AME was tasked by the US Navy with providing engineering services to perform a design-level inspection and assessment for the waterfront facilities at an Air Station in Alaska. An above and below water design level inspection using a ROV, hydrographic survey, and topographic survey of the facilities was performed by a team of engineers from AME and survey technicians from AUS and Brice Environmental.
The intent of the inspection was to gather information to complete an assessment of the facilities’ general structural condition and provide recommendations for short-term repairs to stabilize the Fuel Pier from damage incurred as a result of a large storm. The work also included the development of two rehabilitation alternatives to the 15% level design with and without reconstruction of the breakwater, and development of a 15% level design for the stabilization of the shoreline. In addition, a SWAN (Simulating Waves Nearshore) model was developed for the project site. SWAN is a third-generation 2-dimensional, transient near-shore spectral wave model. The wave model was applied to predict the wave conditions at the pier with and without the Breakwater. The model was run for a 100-year wave event, with waves approaching from three alternative angles and was run for a multiple-day period for each storm event. The model was used to assess the effects of Breakwater construction during the design development phase of this project.
Cost estimates were prepared for each alternative. Additional work included a hydrographic survey, topographic survey, and development of a wave model for design development.

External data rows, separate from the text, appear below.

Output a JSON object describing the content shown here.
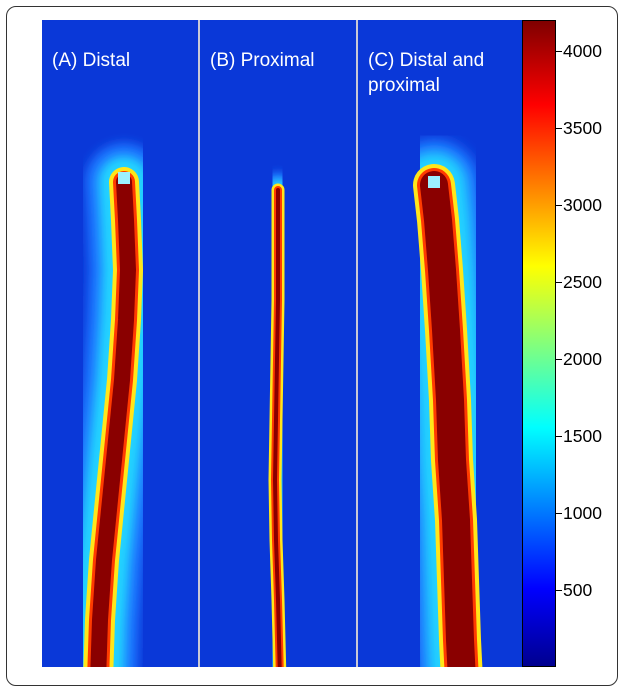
{
  "chart_data": {
    "type": "heatmap",
    "panels": [
      {
        "label": "(A) Distal"
      },
      {
        "label": "(B) Proximal"
      },
      {
        "label": "(C) Distal and proximal"
      }
    ],
    "colorbar": {
      "ticks": [
        500,
        1000,
        1500,
        2000,
        2500,
        3000,
        3500,
        4000
      ],
      "range": [
        0,
        4200
      ],
      "colormap": "jet"
    }
  },
  "colors": {
    "background": "#0a38d8",
    "max": "#7f0000",
    "separator": "#c9c9d6"
  }
}
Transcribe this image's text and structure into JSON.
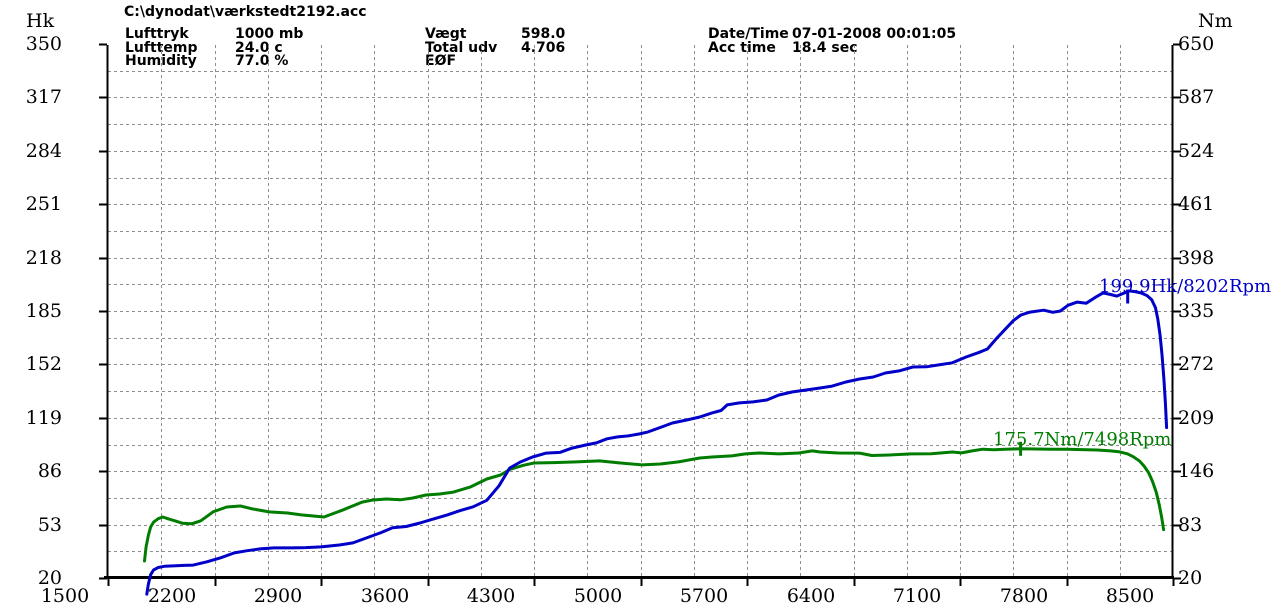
{
  "header": {
    "file_path": "C:\\dynodat\\værkstedt2192.acc",
    "info_columns": [
      {
        "rows": [
          {
            "label": "Lufttryk",
            "value": "1000 mb"
          },
          {
            "label": "Lufttemp",
            "value": "24.0 c"
          },
          {
            "label": "Humidity",
            "value": "77.0 %"
          }
        ]
      },
      {
        "rows": [
          {
            "label": "Vægt",
            "value": "598.0"
          },
          {
            "label": "Total udv",
            "value": "4.706"
          },
          {
            "label": "EØF",
            "value": ""
          }
        ]
      },
      {
        "rows": [
          {
            "label": "Date/Time",
            "value": "07-01-2008 00:01:05"
          },
          {
            "label": "Acc time",
            "value": "18.4 sec"
          }
        ]
      }
    ]
  },
  "chart_data": {
    "type": "line",
    "grid": "dashed",
    "colors": {
      "grid": "#8f8f8f",
      "axis": "#000000",
      "power": "#0000c8",
      "torque": "#007d00"
    },
    "x_axis": {
      "unit": "Rpm",
      "min": 1500,
      "max": 8500,
      "major_tick_step": 700,
      "minor_grid_step": 350,
      "tick_labels": [
        "1500",
        "2200",
        "2900",
        "3600",
        "4300",
        "5000",
        "5700",
        "6400",
        "7100",
        "7800",
        "8500"
      ]
    },
    "y_left": {
      "unit": "Hk",
      "min": 20,
      "max": 350,
      "step": 33,
      "tick_labels": [
        "350",
        "317",
        "284",
        "251",
        "218",
        "185",
        "152",
        "119",
        "86",
        "53",
        "20"
      ]
    },
    "y_right": {
      "unit": "Nm",
      "min": 20,
      "max": 650,
      "step": 63,
      "tick_labels": [
        "650",
        "587",
        "524",
        "461",
        "398",
        "335",
        "272",
        "209",
        "146",
        "83",
        "20"
      ]
    },
    "series": [
      {
        "name": "power",
        "unit": "Hk",
        "axis": "left",
        "color": "#0000c8",
        "peak_annotation": "199.9Hk/8202Rpm",
        "peak_value": 199.9,
        "peak_rpm": 8202,
        "points": [
          [
            1755,
            10
          ],
          [
            1765,
            16
          ],
          [
            1780,
            22
          ],
          [
            1800,
            25
          ],
          [
            1830,
            26.5
          ],
          [
            1870,
            27.2
          ],
          [
            1930,
            27.5
          ],
          [
            2000,
            27.8
          ],
          [
            2060,
            28
          ],
          [
            2150,
            30
          ],
          [
            2240,
            32.5
          ],
          [
            2330,
            35.5
          ],
          [
            2410,
            36.8
          ],
          [
            2500,
            38
          ],
          [
            2590,
            38.6
          ],
          [
            2700,
            38.6
          ],
          [
            2800,
            38.8
          ],
          [
            2900,
            39.2
          ],
          [
            3020,
            40.4
          ],
          [
            3110,
            41.7
          ],
          [
            3200,
            44.8
          ],
          [
            3290,
            47.9
          ],
          [
            3370,
            51
          ],
          [
            3460,
            51.8
          ],
          [
            3550,
            54
          ],
          [
            3640,
            56.5
          ],
          [
            3730,
            59
          ],
          [
            3810,
            61.5
          ],
          [
            3900,
            64
          ],
          [
            3990,
            68
          ],
          [
            4070,
            77
          ],
          [
            4140,
            88
          ],
          [
            4210,
            91.7
          ],
          [
            4290,
            94.8
          ],
          [
            4380,
            97.2
          ],
          [
            4470,
            97.6
          ],
          [
            4550,
            100.3
          ],
          [
            4640,
            102.2
          ],
          [
            4710,
            103.5
          ],
          [
            4780,
            106
          ],
          [
            4850,
            107.2
          ],
          [
            4920,
            107.8
          ],
          [
            4990,
            109
          ],
          [
            5050,
            110.3
          ],
          [
            5120,
            112.7
          ],
          [
            5210,
            115.8
          ],
          [
            5300,
            117.6
          ],
          [
            5390,
            119.5
          ],
          [
            5470,
            122
          ],
          [
            5530,
            123.5
          ],
          [
            5570,
            127
          ],
          [
            5650,
            128.2
          ],
          [
            5740,
            128.8
          ],
          [
            5830,
            130
          ],
          [
            5910,
            133.1
          ],
          [
            6000,
            135
          ],
          [
            6090,
            136.2
          ],
          [
            6180,
            137.4
          ],
          [
            6260,
            138.6
          ],
          [
            6350,
            141.1
          ],
          [
            6440,
            143
          ],
          [
            6530,
            144.2
          ],
          [
            6610,
            146.7
          ],
          [
            6700,
            148
          ],
          [
            6790,
            150.4
          ],
          [
            6880,
            150.5
          ],
          [
            6960,
            151.7
          ],
          [
            7050,
            153
          ],
          [
            7140,
            156.6
          ],
          [
            7220,
            159.2
          ],
          [
            7280,
            161.5
          ],
          [
            7340,
            168
          ],
          [
            7400,
            174
          ],
          [
            7450,
            179
          ],
          [
            7500,
            182.5
          ],
          [
            7560,
            184.3
          ],
          [
            7650,
            185.5
          ],
          [
            7710,
            184.2
          ],
          [
            7760,
            185
          ],
          [
            7810,
            188.5
          ],
          [
            7870,
            190.5
          ],
          [
            7930,
            189.8
          ],
          [
            8000,
            194
          ],
          [
            8040,
            196.2
          ],
          [
            8090,
            195.2
          ],
          [
            8130,
            194.2
          ],
          [
            8190,
            196.5
          ],
          [
            8210,
            197.4
          ],
          [
            8250,
            197
          ],
          [
            8290,
            196.2
          ],
          [
            8330,
            194.5
          ],
          [
            8360,
            192
          ],
          [
            8385,
            187
          ],
          [
            8400,
            180
          ],
          [
            8415,
            170
          ],
          [
            8428,
            158
          ],
          [
            8440,
            143
          ],
          [
            8450,
            128
          ],
          [
            8458,
            113
          ]
        ]
      },
      {
        "name": "torque",
        "unit": "Nm",
        "axis": "right",
        "color": "#007d00",
        "peak_annotation": "175.7Nm/7498Rpm",
        "peak_value": 175.7,
        "peak_rpm": 7498,
        "points": [
          [
            1740,
            40
          ],
          [
            1750,
            56
          ],
          [
            1765,
            70
          ],
          [
            1780,
            80
          ],
          [
            1800,
            86
          ],
          [
            1830,
            90
          ],
          [
            1860,
            92
          ],
          [
            1900,
            89.5
          ],
          [
            1940,
            87.5
          ],
          [
            1990,
            84.5
          ],
          [
            2050,
            84
          ],
          [
            2110,
            87.5
          ],
          [
            2190,
            98
          ],
          [
            2280,
            103.8
          ],
          [
            2370,
            105
          ],
          [
            2450,
            101.5
          ],
          [
            2560,
            98
          ],
          [
            2680,
            96.7
          ],
          [
            2770,
            94.5
          ],
          [
            2850,
            93.2
          ],
          [
            2920,
            92
          ],
          [
            3040,
            100
          ],
          [
            3170,
            109.6
          ],
          [
            3240,
            112
          ],
          [
            3330,
            113.2
          ],
          [
            3420,
            112.2
          ],
          [
            3500,
            114.3
          ],
          [
            3590,
            117.9
          ],
          [
            3680,
            119.1
          ],
          [
            3770,
            121.4
          ],
          [
            3880,
            127.3
          ],
          [
            3990,
            136.8
          ],
          [
            4080,
            141.5
          ],
          [
            4140,
            148
          ],
          [
            4230,
            153
          ],
          [
            4300,
            155.7
          ],
          [
            4430,
            156.2
          ],
          [
            4580,
            157
          ],
          [
            4730,
            158.1
          ],
          [
            4860,
            155.8
          ],
          [
            5010,
            153.4
          ],
          [
            5130,
            154.5
          ],
          [
            5250,
            157
          ],
          [
            5390,
            161.6
          ],
          [
            5470,
            162.8
          ],
          [
            5600,
            164
          ],
          [
            5690,
            166.4
          ],
          [
            5780,
            167.5
          ],
          [
            5910,
            166.4
          ],
          [
            6040,
            167.5
          ],
          [
            6130,
            169.9
          ],
          [
            6180,
            168.7
          ],
          [
            6300,
            167.5
          ],
          [
            6440,
            167.3
          ],
          [
            6520,
            164.5
          ],
          [
            6650,
            165.2
          ],
          [
            6780,
            166.4
          ],
          [
            6910,
            166.5
          ],
          [
            7050,
            168.7
          ],
          [
            7110,
            167.6
          ],
          [
            7180,
            170
          ],
          [
            7250,
            172
          ],
          [
            7320,
            171.2
          ],
          [
            7400,
            172
          ],
          [
            7500,
            172.4
          ],
          [
            7600,
            172.2
          ],
          [
            7700,
            172
          ],
          [
            7800,
            172
          ],
          [
            7900,
            171.5
          ],
          [
            8000,
            171
          ],
          [
            8090,
            170
          ],
          [
            8150,
            168.8
          ],
          [
            8200,
            166.5
          ],
          [
            8240,
            163
          ],
          [
            8280,
            158
          ],
          [
            8310,
            152
          ],
          [
            8340,
            144
          ],
          [
            8365,
            134
          ],
          [
            8390,
            121
          ],
          [
            8410,
            106
          ],
          [
            8425,
            92
          ],
          [
            8438,
            77
          ]
        ]
      }
    ]
  }
}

Pier Rehabilitation at the University of Maine – Darling Marine Center
Concept study for the pier rehabilitation involving under and above water inspection, design drawings, basis of design documents, technical specifications, and calculations provided in preliminary and final completion submittals.
University of Rhode Island Narragansett Bay Campus Pier
A new pier designed using contemporary codes, practices, and construction materials with long term durability and resiliency with a minimum 50-year service life achievement in mind.